Friday, 15th of November, 2024.
This morning, my heart feels somehow. It’s neither beating too fast nor too slow but I know thete’s something. It's full of questions I can't quiet, and the pressure sitting on my chest is almost suffocating. It's this mentorship thing…It has me deep in my own head, and I can't stop turning it over and over. I don’t even know how to put it into the right words, but here I am, trying anyway.
When I think about my first days at Edo State University, it honestly feels like both yesterday and forever ago. I was lost. Completely unsure of myself. Just this girl who had somehow landed in medical school with no clue how to survive it.
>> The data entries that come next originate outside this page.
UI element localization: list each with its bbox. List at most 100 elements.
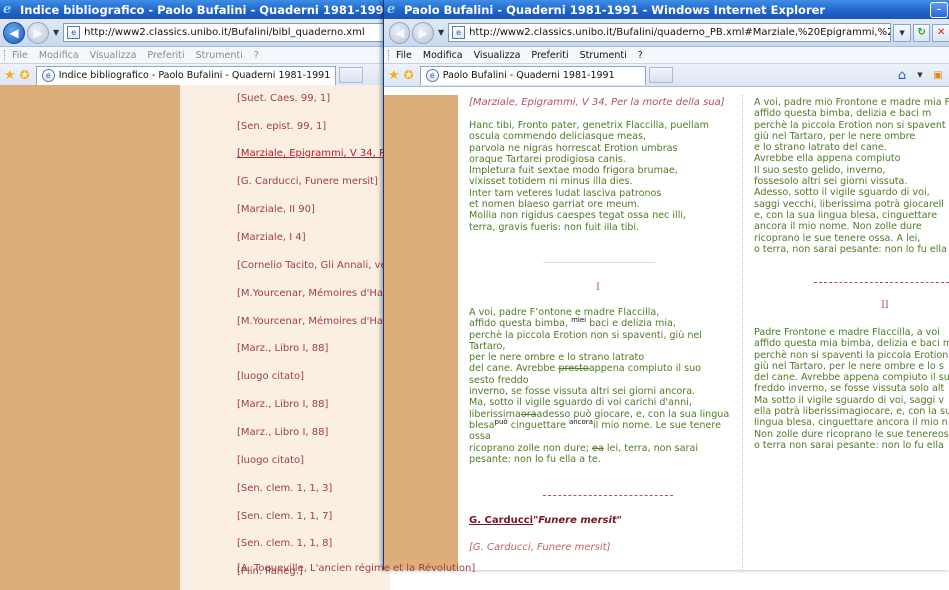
citation-item[interactable]: [A. Toqueville, L'ancien régime et la Ré… bbox=[237, 563, 475, 574]
front-browser-window: e Paolo Bufalini - Quaderni 1981-1991 - … bbox=[383, 0, 949, 570]
poem-line: oscula commendo deliciasque meas, bbox=[469, 131, 647, 143]
back-tab-active[interactable]: e Indice bibliografico - Paolo Bufalini … bbox=[35, 65, 337, 85]
text-run: cinguettare bbox=[507, 419, 569, 431]
citation-item[interactable]: [luogo citato] bbox=[237, 371, 304, 382]
citation-index: [Suet. Caes. 99, 1] [Sen. epist. 99, 1] … bbox=[180, 85, 390, 590]
menu-modifica[interactable]: Modifica bbox=[39, 50, 79, 61]
menu-file[interactable]: File bbox=[396, 50, 412, 61]
history-dropdown-icon[interactable]: ▼ bbox=[53, 28, 59, 37]
citation-item[interactable]: [Sen. clem. 1, 1, 7] bbox=[237, 511, 332, 522]
translation-line: A voi, padre mio Frontone e madre mia F bbox=[754, 97, 949, 108]
translation-line: giù nel Tartaro, per le nere ombre e lo … bbox=[754, 360, 944, 372]
stop-icon[interactable]: ✕ bbox=[932, 23, 949, 42]
back-arrow-icon[interactable]: ◀ bbox=[389, 21, 411, 44]
front-address-bar: ◀ ▶ ▼ e http://www2.classics.unibo.it/Bu… bbox=[384, 19, 949, 47]
citation-item[interactable]: [G. Carducci, Funere mersit] bbox=[237, 176, 378, 187]
new-tab-button[interactable] bbox=[339, 67, 364, 83]
translation-line: Ma, sotto il vigile sguardo di voi caric… bbox=[469, 397, 692, 409]
citation-item[interactable]: [Cornelio Tacito, Gli Annali, ve bbox=[237, 260, 387, 271]
add-favorite-icon[interactable]: ✪ bbox=[404, 68, 414, 82]
translation-line: Adesso, sotto il vigile sguardo di voi, bbox=[754, 187, 930, 199]
translation-line: perchè non si spaventi la piccola Erotio… bbox=[754, 349, 949, 361]
menu-modifica[interactable]: Modifica bbox=[423, 50, 463, 61]
interlinear-insert: può bbox=[494, 417, 508, 426]
refresh-icon[interactable]: ↻ bbox=[912, 23, 931, 42]
poem-line: Inter tam veteres ludat lasciva patronos bbox=[469, 187, 662, 199]
menu-visualizza[interactable]: Visualizza bbox=[474, 50, 521, 61]
author-link[interactable]: G. Carducci bbox=[469, 515, 533, 526]
citation-item[interactable]: [luogo citato] bbox=[237, 455, 304, 466]
citation-item[interactable]: [M.Yourcenar, Mémoires d'Ha bbox=[237, 288, 383, 299]
interlinear-insert: miei bbox=[571, 316, 587, 325]
translation-line: per le nere ombre e lo strano latrato bbox=[469, 352, 645, 364]
translation-line: ricoprano zolle non dure; ea lei, terra,… bbox=[469, 443, 729, 454]
dashed-separator bbox=[814, 282, 949, 283]
citation-item[interactable]: [Marziale, I 4] bbox=[237, 232, 306, 243]
poem-citation-heading: [Marziale, Epigrammi, V 34, Per la morte… bbox=[469, 97, 725, 108]
translation-line: sesto freddo bbox=[469, 374, 529, 386]
favorites-star-icon[interactable]: ★ bbox=[4, 68, 16, 83]
menu-strumenti[interactable]: Strumenti bbox=[196, 50, 243, 61]
section-numeral: II bbox=[881, 300, 889, 311]
favorites-star-icon[interactable]: ★ bbox=[388, 68, 400, 83]
section-numeral: I bbox=[596, 282, 600, 293]
feeds-icon[interactable]: ▣ bbox=[930, 67, 946, 83]
translation-line: affido questa bimba, delizia e baci m bbox=[754, 108, 932, 120]
deleted-text: ora bbox=[520, 408, 537, 420]
back-url-field[interactable]: e http://www2.classics.unibo.it/Bufalini… bbox=[63, 23, 392, 42]
history-dropdown-icon[interactable]: ▼ bbox=[438, 28, 444, 37]
menu-help[interactable]: ? bbox=[638, 50, 643, 61]
citation-item[interactable]: [M.Yourcenar, Mémoires d'Ha bbox=[237, 316, 383, 327]
home-icon[interactable]: ⌂ bbox=[894, 67, 910, 83]
citation-item[interactable]: [Sen. epist. 99, 1] bbox=[237, 121, 326, 132]
text-run: il mio nome. Le sue tenere bbox=[592, 419, 722, 431]
citation-item[interactable]: [Marz., Libro I, 88] bbox=[237, 399, 328, 410]
forward-arrow-icon[interactable]: ▶ bbox=[412, 21, 434, 44]
poem-line: oraque Tartarei prodigiosa canis. bbox=[469, 153, 626, 165]
deleted-text: ea bbox=[592, 442, 604, 454]
back-tab-label: Indice bibliografico - Paolo Bufalini - … bbox=[58, 70, 331, 81]
translation-line: ancora il mio nome. Non zolle dure bbox=[754, 221, 922, 233]
menu-preferiti[interactable]: Preferiti bbox=[531, 50, 568, 61]
new-tab-button[interactable] bbox=[648, 67, 673, 83]
citation-item-selected[interactable]: [Marziale, Epigrammi, V 34, Pe bbox=[237, 148, 390, 159]
menu-file[interactable]: File bbox=[12, 50, 28, 61]
citation-item[interactable]: [Suet. Caes. 99, 1] bbox=[237, 93, 330, 104]
translation-line: Avrebbe ella appena compiuto bbox=[754, 153, 901, 165]
menu-grip bbox=[4, 50, 6, 60]
ie-logo-icon: e bbox=[3, 2, 12, 17]
translation-line: affido questa bimba, miei baci e delizia… bbox=[469, 316, 729, 330]
translation-line: Tartaro, bbox=[469, 340, 506, 352]
front-url-field[interactable]: e http://www2.classics.unibo.it/Bufalini… bbox=[448, 23, 892, 42]
home-dropdown-icon[interactable]: ▼ bbox=[912, 67, 928, 83]
translation-line: Padre Frontone e madre Flaccilla, a voi bbox=[754, 327, 940, 338]
text-run: baci e delizia mia, bbox=[586, 318, 676, 330]
poem-line: terra, gravis fueris: non fuit illa tibi… bbox=[469, 221, 640, 233]
text-run: lei, terra, non sarai bbox=[603, 442, 699, 454]
tab-page-icon: e bbox=[41, 69, 55, 82]
translation-line: e, con la sua lingua blesa, cinguettare bbox=[754, 209, 938, 221]
front-tab-active[interactable]: e Paolo Bufalini - Quaderni 1981-1991 bbox=[419, 65, 646, 85]
menu-visualizza[interactable]: Visualizza bbox=[90, 50, 137, 61]
poem-column-translations: A voi, padre mio Frontone e madre mia F … bbox=[744, 95, 949, 570]
front-page-content: [Marziale, Epigrammi, V 34, Per la morte… bbox=[384, 95, 949, 570]
citation-item[interactable]: [Marziale, II 90] bbox=[237, 204, 315, 215]
add-favorite-icon[interactable]: ✪ bbox=[20, 68, 30, 82]
citation-item[interactable]: [Sen. clem. 1, 1, 3] bbox=[237, 483, 332, 494]
citation-item[interactable]: [Marz., Libro I, 88] bbox=[237, 427, 328, 438]
menu-help[interactable]: ? bbox=[254, 50, 259, 61]
minimize-icon[interactable]: – bbox=[930, 1, 948, 18]
citation-item[interactable]: [Marz., Libro I, 88] bbox=[237, 343, 328, 354]
url-dropdown-icon[interactable]: ▼ bbox=[893, 23, 911, 42]
page-icon: e bbox=[452, 26, 466, 39]
poem-line: vixisset totidem ni minus illa dies. bbox=[469, 176, 633, 188]
translation-line: fossesolo altri sei giorni vissuta. bbox=[754, 176, 908, 188]
menu-preferiti[interactable]: Preferiti bbox=[147, 50, 184, 61]
front-title-bar[interactable]: e Paolo Bufalini - Quaderni 1981-1991 - … bbox=[384, 0, 949, 19]
citation-item[interactable]: [Sen. clem. 1, 1, 8] bbox=[237, 538, 332, 549]
translation-line: o terra, non sarai pesante: non lo fu el… bbox=[754, 243, 947, 255]
back-arrow-icon[interactable]: ◀ bbox=[3, 21, 25, 44]
forward-arrow-icon[interactable]: ▶ bbox=[27, 21, 49, 44]
translation-line: del cane. Avrebbe prestoappena compiuto … bbox=[469, 363, 729, 374]
menu-strumenti[interactable]: Strumenti bbox=[580, 50, 627, 61]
Now I’m in my third year, and that still feels surreal. Medical school didn’t wait for me to catch up. It just came at me full speed. Every day felt like I was trying to walk blindfolded through a maze.
Back then, everything was too much. I couldn’t keep up with classes, with life, with myself. I was drowning in expectations and self-doubt. I made mistakes. Plenty of them. And I started to believe I’d never get the hang of this. Then things began to shift.
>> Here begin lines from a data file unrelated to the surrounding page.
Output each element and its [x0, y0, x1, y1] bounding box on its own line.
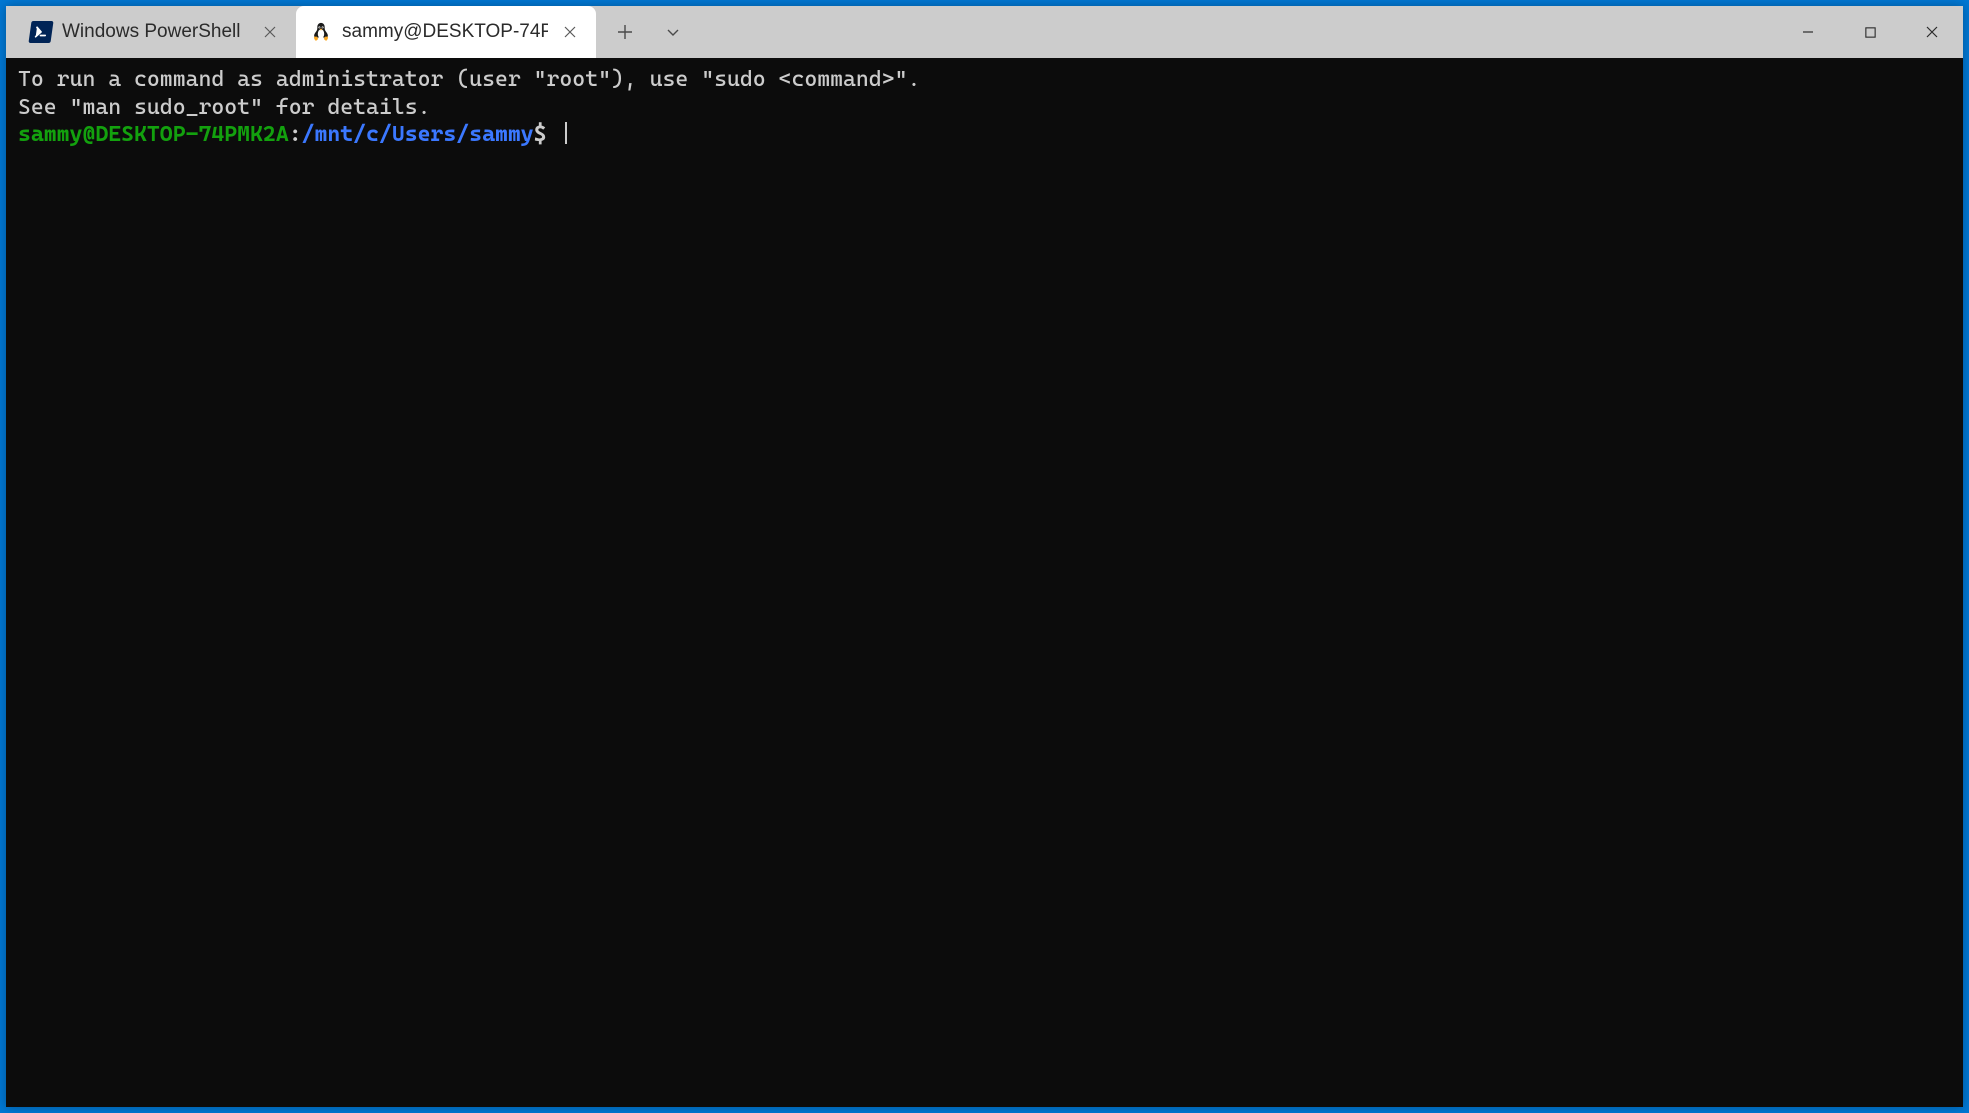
titlebar: Windows PowerShell	[6, 6, 1963, 58]
terminal-window: Windows PowerShell	[6, 6, 1963, 1107]
close-button[interactable]	[1901, 6, 1963, 58]
prompt-separator: :	[289, 122, 302, 147]
terminal-output-line: See "man sudo_root" for details.	[18, 94, 1951, 122]
tux-icon	[310, 21, 332, 43]
terminal-prompt-line: sammy@DESKTOP-74PMK2A:/mnt/c/Users/sammy…	[18, 121, 1951, 149]
new-tab-button[interactable]	[604, 11, 646, 53]
terminal-viewport[interactable]: To run a command as administrator (user …	[6, 58, 1963, 1107]
tab-label: sammy@DESKTOP-74PMK2A: /i	[342, 21, 548, 43]
maximize-button[interactable]	[1839, 6, 1901, 58]
prompt-path: /mnt/c/Users/sammy	[302, 122, 534, 147]
tab-close-button[interactable]	[258, 20, 282, 44]
titlebar-drag-region[interactable]	[702, 6, 1777, 58]
tab-close-button[interactable]	[558, 20, 582, 44]
prompt-user-host: sammy@DESKTOP-74PMK2A	[18, 122, 289, 147]
tab-strip: Windows PowerShell	[6, 6, 596, 58]
prompt-symbol: $	[534, 122, 547, 147]
tab-label: Windows PowerShell	[62, 21, 248, 43]
tab-actions	[596, 6, 702, 58]
powershell-icon	[30, 21, 52, 43]
window-controls	[1777, 6, 1963, 58]
minimize-button[interactable]	[1777, 6, 1839, 58]
tab-linux-shell[interactable]: sammy@DESKTOP-74PMK2A: /i	[296, 6, 596, 58]
tab-dropdown-button[interactable]	[652, 11, 694, 53]
cursor	[565, 122, 567, 144]
tab-powershell[interactable]: Windows PowerShell	[16, 6, 296, 58]
terminal-output-line: To run a command as administrator (user …	[18, 66, 1951, 94]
I found help. I found someone who saw me. Dr. Abel. He was running tutorials for some of my classmates, and I decided to attend. At first, I was just looking for a lifeline. Something to make me feel like I wasn’t completely lost. But those sessions became more than that. They gave me clarity. Stability. Hope. And then one day, Dr. Abel looked at me and said I had potential. He made me a mentor. A tutor. Just like that, I was on the other side. The side that guides others.
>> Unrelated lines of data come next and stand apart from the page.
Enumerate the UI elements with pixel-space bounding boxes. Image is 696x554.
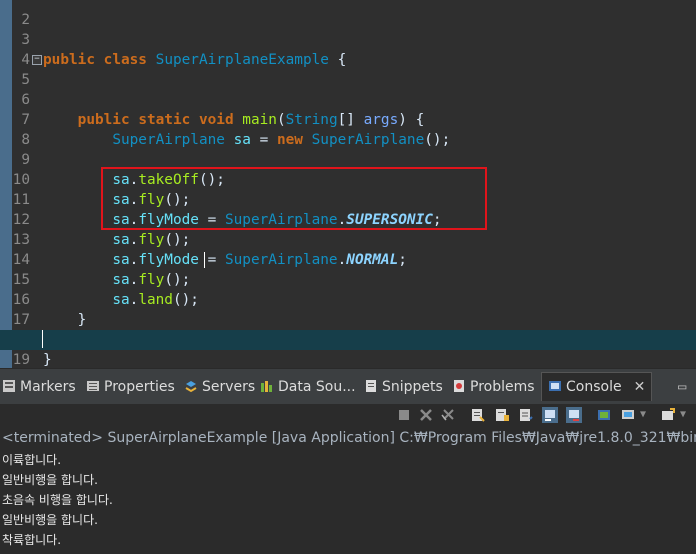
text-cursor <box>42 330 43 348</box>
scroll-lock-icon[interactable] <box>494 407 510 423</box>
chevron-down-icon[interactable]: ▼ <box>680 407 696 423</box>
word-wrap-icon[interactable] <box>518 407 534 423</box>
code-editor[interactable]: 2 3 public class SuperAirplaneExample { … <box>0 0 696 368</box>
problems-icon <box>454 380 464 392</box>
fold-collapse-icon[interactable]: − <box>32 55 42 65</box>
code-line[interactable]: 16 } <box>0 270 696 328</box>
code-line[interactable]: 17 <box>0 290 696 328</box>
tab-servers[interactable]: Servers <box>184 373 255 401</box>
code-line[interactable]: 14 sa.fly(); <box>0 230 696 288</box>
view-tab-bar: Markers Properties Servers Data Sou... S… <box>0 368 696 405</box>
tab-properties[interactable]: Properties <box>86 373 175 401</box>
clear-console-icon[interactable] <box>470 407 486 423</box>
text-cursor <box>204 252 205 268</box>
code-line[interactable]: 5 − public static void main(String[] arg… <box>0 50 696 129</box>
console-output-area[interactable]: <terminated> SuperAirplaneExample [Java … <box>0 428 696 554</box>
console-output-line: 착륙합니다. <box>2 533 62 547</box>
tab-markers[interactable]: Markers <box>2 373 76 401</box>
code-line[interactable]: 4 <box>0 30 696 68</box>
code-line[interactable]: 9 sa.takeOff(); <box>0 130 696 188</box>
servers-icon <box>185 381 197 393</box>
code-line[interactable]: 6 <box>0 70 696 108</box>
tab-problems[interactable]: Problems <box>452 373 535 401</box>
minimize-icon[interactable]: ▭ <box>678 373 686 401</box>
properties-icon <box>87 381 99 391</box>
console-output-line: 일반비행을 합니다. <box>2 513 98 527</box>
close-icon[interactable]: ✕ <box>634 379 646 395</box>
terminate-icon[interactable] <box>396 407 412 423</box>
tab-data-source[interactable]: Data Sou... <box>260 373 356 401</box>
show-on-stderr-icon[interactable] <box>566 407 582 423</box>
open-console-icon[interactable] <box>660 407 676 423</box>
code-line[interactable]: 15 sa.land(); <box>0 250 696 308</box>
remove-launch-icon[interactable] <box>418 407 434 423</box>
line-number: 19 <box>12 352 30 368</box>
tab-snippets[interactable]: Snippets <box>364 373 443 401</box>
console-launch-header: <terminated> SuperAirplaneExample [Java … <box>2 430 696 446</box>
highlight-annotation-box <box>101 167 487 230</box>
console-output-line: 일반비행을 합니다. <box>2 473 98 487</box>
code-line[interactable]: 7 SuperAirplane sa = new SuperAirplane()… <box>0 90 696 148</box>
snippets-icon <box>366 380 376 392</box>
code-line[interactable]: 8 <box>0 110 696 148</box>
tab-console[interactable]: Console ✕ <box>541 372 653 401</box>
remove-all-terminated-icon[interactable] <box>440 407 456 423</box>
console-output-line: 이륙합니다. <box>2 453 62 467</box>
code-line[interactable]: 18 } <box>0 310 696 368</box>
chevron-down-icon[interactable]: ▼ <box>640 407 656 423</box>
data-source-icon <box>261 381 272 392</box>
console-output-line: 초음속 비행을 합니다. <box>2 493 113 507</box>
code-line[interactable]: 2 <box>0 0 696 28</box>
console-toolbar: ▼ ▼ <box>0 404 696 428</box>
markers-icon <box>3 380 15 392</box>
display-selected-console-icon[interactable] <box>620 407 636 423</box>
show-on-stdout-icon[interactable] <box>542 407 558 423</box>
code-line[interactable]: 3 public class SuperAirplaneExample { <box>0 10 696 68</box>
pin-console-icon[interactable] <box>596 407 612 423</box>
console-icon <box>549 381 561 391</box>
current-code-line[interactable]: 19 <box>0 330 696 368</box>
code-text: } <box>43 352 52 368</box>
But here’s what I haven’t told anyone. I still don’t feel like I’m enough. I’m trying so hard to become this medical student who knows what she’s doing, who rises above everything. But the truth is, the road here has been rough, and it still is. My first two exams? Total disasters. I put in the work. I prayed. I pushed. And I still didn’t make it as I would have loved to. I had target scores, none have I beaten yet. Now mock exams are around the corner, and the MBBS exam next year feels like this massive shadow hanging over my head.
It’s not just an exam. It’s everything I’ve worked for. And the thought of failing, of not making it despite all the sacrifice, scares me so much I can barely breathe.
It’s strange, really. Because I’m a mentor now. People look up to me. This morning, I stared at my phone, looking at the WhatsApp group I created for my mentees. They trust me. They see someone who can guide them. Someone strong. Someone who knows the way. I had resources ready to send to them, everything planned out, but suddenly I froze. That wave of doubt came crashing in again.
What if I’m not who they think I am? What if I’m just another scared student, barely keeping it together? What if they see through me? What if I fail and become proof that I never deserved their respect in the first place?
I want to be worthy. I really do. I want to live up to what they see in me. But most days, I feel like I’m standing on the edge, hoping I don’t fall. The fear is always there, whispering that I’m not enough.
So I write. Because that’s the only way I can deal with all of this. Writing helps me let it out before it eats me alive. It’s my way of surviving the chaos, of making sense of the noise in my head. And this morning, it’s the only thing holding me together in this biochemistry class where things are starting to sound like mandarin.